New Reason Foundation Video Explains Important Union-Related SCOTUS Case

Happy Friday, friends! I’ve written a lot of words this week, and I suspect you all need a bit of a reading break. You know what that means: Video time! Fortunately, the Reason Foundation has provided a great new video that will suit our needs perfectly.

Yesterday, we talked about how much teachers unions dislike being treated like everyone else—particularly when it comes to recruiting and making sales pitches. As it turns out, they are similarly disinclined to allow teachers to get out of funding them in many states, even if those teachers don’t actually belong to a union and would rather not give money to organizations with which they strongly disagree.

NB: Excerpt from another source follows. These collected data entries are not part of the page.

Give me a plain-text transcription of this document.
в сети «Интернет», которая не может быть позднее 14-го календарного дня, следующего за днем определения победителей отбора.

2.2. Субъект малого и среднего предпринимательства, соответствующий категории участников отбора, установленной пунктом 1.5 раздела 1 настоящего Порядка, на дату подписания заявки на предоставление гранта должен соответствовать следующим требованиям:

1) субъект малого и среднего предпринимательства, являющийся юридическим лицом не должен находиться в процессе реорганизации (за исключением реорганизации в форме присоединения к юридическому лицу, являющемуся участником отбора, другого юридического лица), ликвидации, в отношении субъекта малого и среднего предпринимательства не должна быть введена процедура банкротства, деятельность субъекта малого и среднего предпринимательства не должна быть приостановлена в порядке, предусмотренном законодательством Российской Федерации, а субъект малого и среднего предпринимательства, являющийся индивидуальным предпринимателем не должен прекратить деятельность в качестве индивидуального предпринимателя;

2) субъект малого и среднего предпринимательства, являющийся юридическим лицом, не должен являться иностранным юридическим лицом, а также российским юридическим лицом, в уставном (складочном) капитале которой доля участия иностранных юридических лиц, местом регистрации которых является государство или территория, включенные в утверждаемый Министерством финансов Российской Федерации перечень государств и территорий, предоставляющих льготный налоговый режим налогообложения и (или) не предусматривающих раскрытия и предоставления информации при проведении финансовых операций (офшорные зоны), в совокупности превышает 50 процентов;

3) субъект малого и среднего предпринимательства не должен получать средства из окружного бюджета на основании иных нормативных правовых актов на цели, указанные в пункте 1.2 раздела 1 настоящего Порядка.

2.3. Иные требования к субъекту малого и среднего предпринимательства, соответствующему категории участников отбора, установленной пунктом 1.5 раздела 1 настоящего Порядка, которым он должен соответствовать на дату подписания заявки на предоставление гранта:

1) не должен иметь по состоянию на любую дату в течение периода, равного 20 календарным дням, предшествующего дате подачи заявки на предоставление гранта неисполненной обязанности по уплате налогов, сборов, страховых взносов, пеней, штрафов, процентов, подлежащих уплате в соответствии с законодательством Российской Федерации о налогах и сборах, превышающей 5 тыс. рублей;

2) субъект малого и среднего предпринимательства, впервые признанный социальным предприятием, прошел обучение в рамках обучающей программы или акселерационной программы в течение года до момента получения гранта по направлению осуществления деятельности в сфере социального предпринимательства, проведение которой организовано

Frustrations with teacher tenure protections convinced public school teacher Rebecca Friedrichs that she didn’t want to support the teachers union. Yet she was still forced to pay them a bunch of money through “agency fees” after she opted out of membership. That (rightfully) made her pretty mad, and resulted in a suit against the California Teachers Association challenging the practice. The U.S. Supreme Court recently agreed to hear the case, called Friedrichs v. California Teachers Association, on the basis of Friedrichs’s 1st Amendment complaint. Here’s her story in her own words:

It’s important to note that much of this is not directly applicable in Colorado. Teachers here can nominally decide for themselves whether or not they’d like to join a union or pay dues. However, the process of opting out is often needlessly complex and inconvenient, and a handful of districts actually do automatically collect “dues equivalencies” from non-union teachers unless they explicitly opt out of paying such equivalencies each and every year.

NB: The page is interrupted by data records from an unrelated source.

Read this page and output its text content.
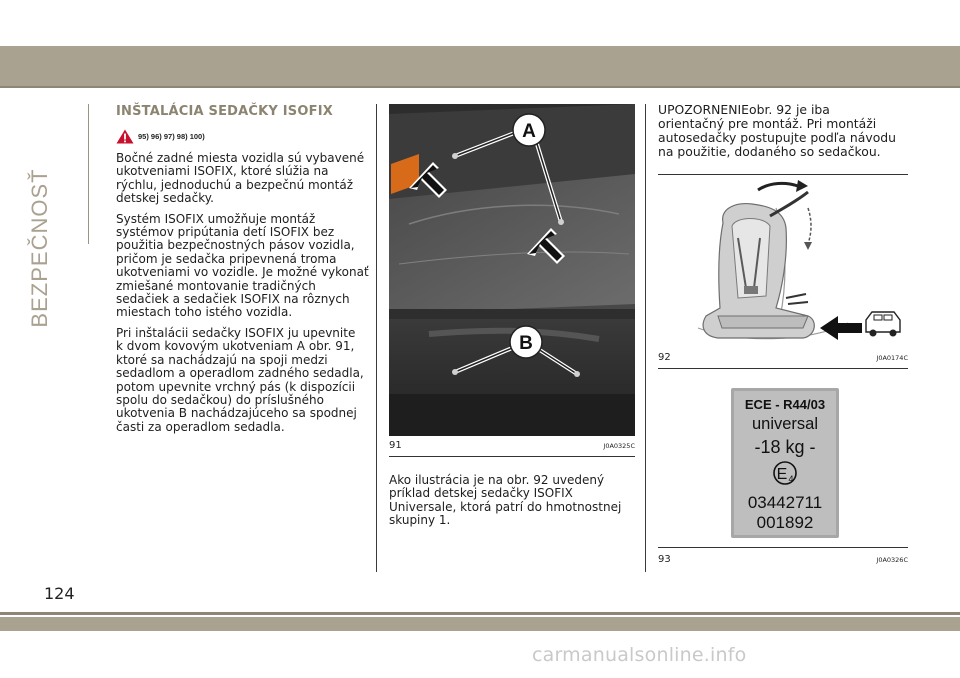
BEZPEČNOSŤ
INŠTALÁCIA SEDAČKY ISOFIX
95) 96) 97) 98) 100)

Bočné zadné miesta vozidla sú vybavené
ukotveniami ISOFIX, ktoré slúžia na
rýchlu, jednoduchú a bezpečnú montáž
detskej sedačky.

Systém ISOFIX umožňuje montáž
systémov pripútania detí ISOFIX bez
použitia bezpečnostných pásov vozidla,
pričom je sedačka pripevnená troma
ukotveniami vo vozidle. Je možné vykonať
zmiešané montovanie tradičných
sedačiek a sedačiek ISOFIX na rôznych
miestach toho istého vozidla.

Pri inštalácii sedačky ISOFIX ju upevnite
k dvom kovovým ukotveniam A obr. 91,
ktoré sa nachádzajú na spoji medzi
sedadlom a operadlom zadného sedadla,
potom upevnite vrchný pás (k dispozícii
spolu do sedačkou) do príslušného
ukotvenia B nachádzajúceho sa spodnej
časti za operadlom sedadla.

A
B
91	J0A0325C

Ako ilustrácia je na obr. 92 uvedený
príklad detskej sedačky ISOFIX
Universale, ktorá patrí do hmotnostnej
skupiny 1.

UPOZORNENIEobr. 92 je iba
orientačný pre montáž. Pri montáži
autosedačky postupujte podľa návodu
na použitie, dodaného so sedačkou.

92	J0A0174C
ECE - R44/03
universal
-18 kg -
E 4
03442711
001892
93	J0A0326C
124
carmanualsonline.info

Even if this case likely won’t be hugely impactful in Colorado, it is very, very important. It has the potential to radically alter the funding structures teachers unions have in many states, and would cost the unions an awful lot of money—money that they shouldn’t be getting in the first place. It’s a big step toward fair treatment of teachers who’d rather not support organizations so overtly biased toward the progressive side of the political spectrum. I’ll be watching this case closely in the coming months.